Post by WingsOnFire »

Sclass wrote:
Wed Oct 30, 2024 11:18 am
I guess it depends on what we personally feel is right on for us.

I find the decoupling of the business activity and the income attractive with dividend investing. There is an introverted part of me that likes to just buy stocks online, have dividends automatically deposited, withdraw from a faceless ATM, then walk around spending cash anonymously for my modest needs.

I don’t believe I’m an introvert. I just like to separate the money getting from the people stuff. It’s a limiting way of doing things but it feels good to me. When it comes to money stuff I want to be invisible to the people world.

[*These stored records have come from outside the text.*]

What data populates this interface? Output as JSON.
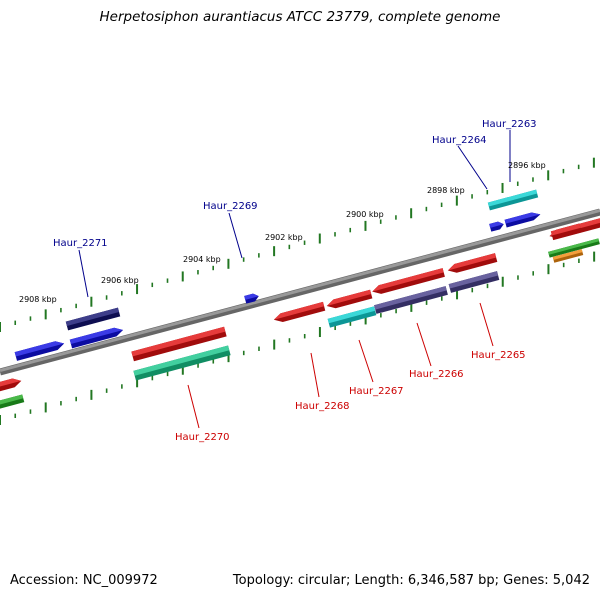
{
  "title": "Herpetosiphon aurantiacus ATCC 23779, complete genome",
  "footer": {
    "accession": "Accession: NC_009972",
    "topology": "Topology: circular; Length: 6,346,587 bp; Genes: 5,042"
  },
  "scale_labels": [
    "2896 kbp",
    "2898 kbp",
    "2900 kbp",
    "2902 kbp",
    "2904 kbp",
    "2906 kbp",
    "2908 kbp"
  ],
  "colors": {
    "backbone": "#888888",
    "tick": "#227722",
    "forward_label": "#00008B",
    "reverse_label": "#CC0000",
    "red": "#E01010",
    "blue": "#1010E0",
    "navy": "#141470",
    "cyan": "#10D0D0",
    "slate": "#48408A",
    "seagreen": "#18C48A",
    "green": "#22AA22",
    "orange": "#F08A10"
  },
  "gene_labels": {
    "forward": [
      "Haur_2263",
      "Haur_2264",
      "Haur_2269",
      "Haur_2271"
    ],
    "reverse": [
      "Haur_2265",
      "Haur_2266",
      "Haur_2267",
      "Haur_2268",
      "Haur_2270"
    ]
  }
}
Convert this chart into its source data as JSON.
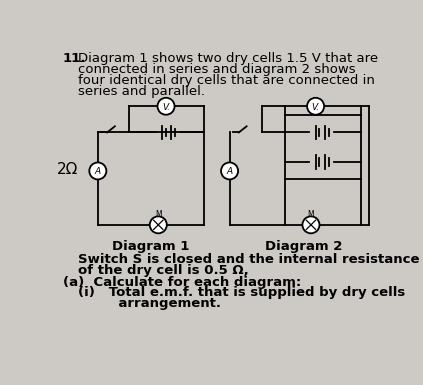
{
  "bg_color": "#cdc9c4",
  "text_color": "#000000",
  "title_number": "11.",
  "title_line1": "Diagram 1 shows two dry cells 1.5 V that are",
  "title_line2": "connected in series and diagram 2 shows",
  "title_line3": "four identical dry cells that are connected in",
  "title_line4": "series and parallel.",
  "label_2ohm": "2Ω",
  "diagram1_label": "Diagram 1",
  "diagram2_label": "Diagram 2",
  "switch_line1": "Switch S is closed and the internal resistance",
  "switch_line2": "of the dry cell is 0.5 Ω,",
  "part_a": "(a)  Calculate for each diagram:",
  "part_i_line1": "(i)   Total e.m.f. that is supplied by dry cells",
  "part_i_line2": "       arrangement.",
  "fig_width": 4.23,
  "fig_height": 3.85,
  "dpi": 100
}
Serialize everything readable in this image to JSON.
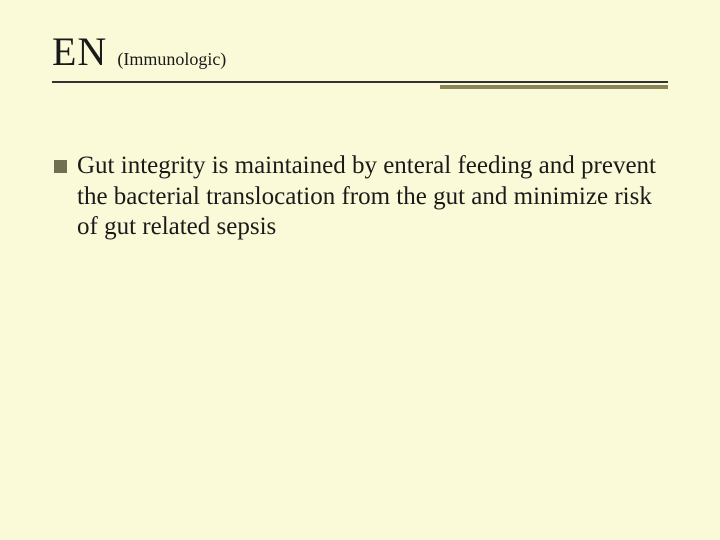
{
  "slide": {
    "background_color": "#fafad8",
    "text_color": "#1a1a1a",
    "title": {
      "main": "EN",
      "main_fontsize": 40,
      "sub": "(Immunologic)",
      "sub_fontsize": 18
    },
    "underline": {
      "long_color": "#323232",
      "long_height": 2,
      "short_color": "#8a8558",
      "short_height": 4,
      "short_width": 228
    },
    "bullets": [
      {
        "marker_color": "#6f704f",
        "marker_size": 13,
        "text_fontsize": 25,
        "text": "Gut integrity is maintained by enteral  feeding and prevent the bacterial translocation from the gut and minimize risk of gut related sepsis"
      }
    ]
  }
}
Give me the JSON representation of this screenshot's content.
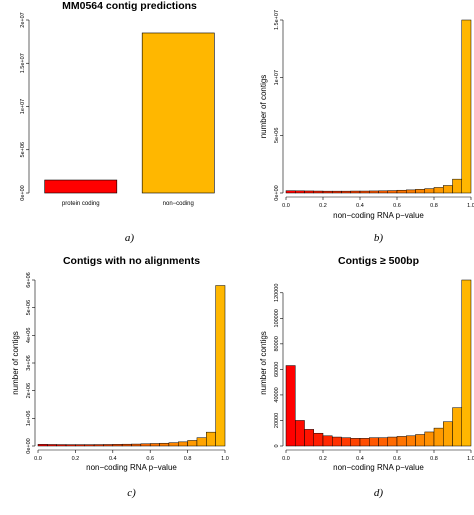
{
  "chart_data": [
    {
      "type": "bar",
      "title": "MM0564 contig predictions",
      "xlabel": "",
      "ylabel": "",
      "panel_label": "a)",
      "categories": [
        "protein coding",
        "non−coding"
      ],
      "values": [
        1500000,
        18500000
      ],
      "colors": [
        "#ff0000",
        "#ffb700"
      ],
      "ylim": [
        0,
        20000000
      ],
      "yticks": [
        0,
        5000000,
        10000000,
        15000000,
        20000000
      ],
      "ytick_labels": [
        "0e+00",
        "5e+06",
        "1e+07",
        "1.5e+07",
        "2e+07"
      ],
      "grid": false
    },
    {
      "type": "histogram",
      "title": "",
      "xlabel": "non−coding RNA p−value",
      "ylabel": "number of contigs",
      "panel_label": "b)",
      "bin_start": 0,
      "bin_width": 0.05,
      "values": [
        200000,
        190000,
        180000,
        170000,
        160000,
        160000,
        160000,
        170000,
        170000,
        180000,
        190000,
        210000,
        240000,
        270000,
        320000,
        380000,
        480000,
        650000,
        1200000,
        15000000
      ],
      "xlim": [
        0,
        1
      ],
      "xticks": [
        0,
        0.2,
        0.4,
        0.6,
        0.8,
        1
      ],
      "xtick_labels": [
        "0.0",
        "0.2",
        "0.4",
        "0.6",
        "0.8",
        "1.0"
      ],
      "ylim": [
        0,
        15000000
      ],
      "yticks": [
        0,
        5000000,
        10000000,
        15000000
      ],
      "ytick_labels": [
        "0e+00",
        "5e+06",
        "1e+07",
        "1.5e+07"
      ],
      "color_low": "#ff0000",
      "color_high": "#ffb700",
      "grid": false
    },
    {
      "type": "histogram",
      "title": "Contigs with no alignments",
      "xlabel": "non−coding RNA p−value",
      "ylabel": "number of contigs",
      "panel_label": "c)",
      "bin_start": 0,
      "bin_width": 0.05,
      "values": [
        60000,
        55000,
        52000,
        50000,
        50000,
        50000,
        52000,
        55000,
        60000,
        65000,
        70000,
        80000,
        90000,
        100000,
        120000,
        150000,
        200000,
        300000,
        500000,
        5800000
      ],
      "xlim": [
        0,
        1
      ],
      "xticks": [
        0,
        0.2,
        0.4,
        0.6,
        0.8,
        1
      ],
      "xtick_labels": [
        "0.0",
        "0.2",
        "0.4",
        "0.6",
        "0.8",
        "1.0"
      ],
      "ylim": [
        0,
        6000000
      ],
      "yticks": [
        0,
        1000000,
        2000000,
        3000000,
        4000000,
        5000000,
        6000000
      ],
      "ytick_labels": [
        "0e+00",
        "1e+06",
        "2e+06",
        "3e+06",
        "4e+06",
        "5e+06",
        "6e+06"
      ],
      "color_low": "#ff0000",
      "color_high": "#ffb700",
      "grid": false
    },
    {
      "type": "histogram",
      "title": "Contigs ≥ 500bp",
      "xlabel": "non−coding RNA p−value",
      "ylabel": "number of contigs",
      "panel_label": "d)",
      "bin_start": 0,
      "bin_width": 0.05,
      "values": [
        63000,
        20000,
        13000,
        10000,
        8000,
        7000,
        6500,
        6000,
        6000,
        6500,
        6500,
        7000,
        7500,
        8000,
        9000,
        11000,
        14000,
        19000,
        30000,
        130000
      ],
      "xlim": [
        0,
        1
      ],
      "xticks": [
        0,
        0.2,
        0.4,
        0.6,
        0.8,
        1
      ],
      "xtick_labels": [
        "0.0",
        "0.2",
        "0.4",
        "0.6",
        "0.8",
        "1.0"
      ],
      "ylim": [
        0,
        130000
      ],
      "yticks": [
        0,
        20000,
        40000,
        60000,
        80000,
        100000,
        120000
      ],
      "ytick_labels": [
        "0",
        "20000",
        "40000",
        "60000",
        "80000",
        "100000",
        "120000"
      ],
      "color_low": "#ff0000",
      "color_high": "#ffb700",
      "grid": false
    }
  ]
}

I think I have too many traumatizing childhood memories of collecting late rent for my folks’ rentals.

Or maybe I’ve just gotten really lazy.
Oh wow I so get this. I like to do things to help others, but I don't like doing things for money. I'd so much rather get my income from dividends and work for free :lol: I do sell my paintings but I prefer to sell via an agency than straight to friends.
Also, I don't think I will ever want to be a landlord again (though I did have a good experience before, when I owned a tiny studio apartment in a popular area of our capital city).
Even though I was letting the tenants of my house live without paying any rent for the time being so there wasn't even money involved..
So now I'm actually having to think about how, and whom, I will help in the future. Giving my time, doing things I can do, even giving money are okay as long as that is the end of the transaction. Letting people in control of my property, starting business together etc. - not for me, no more.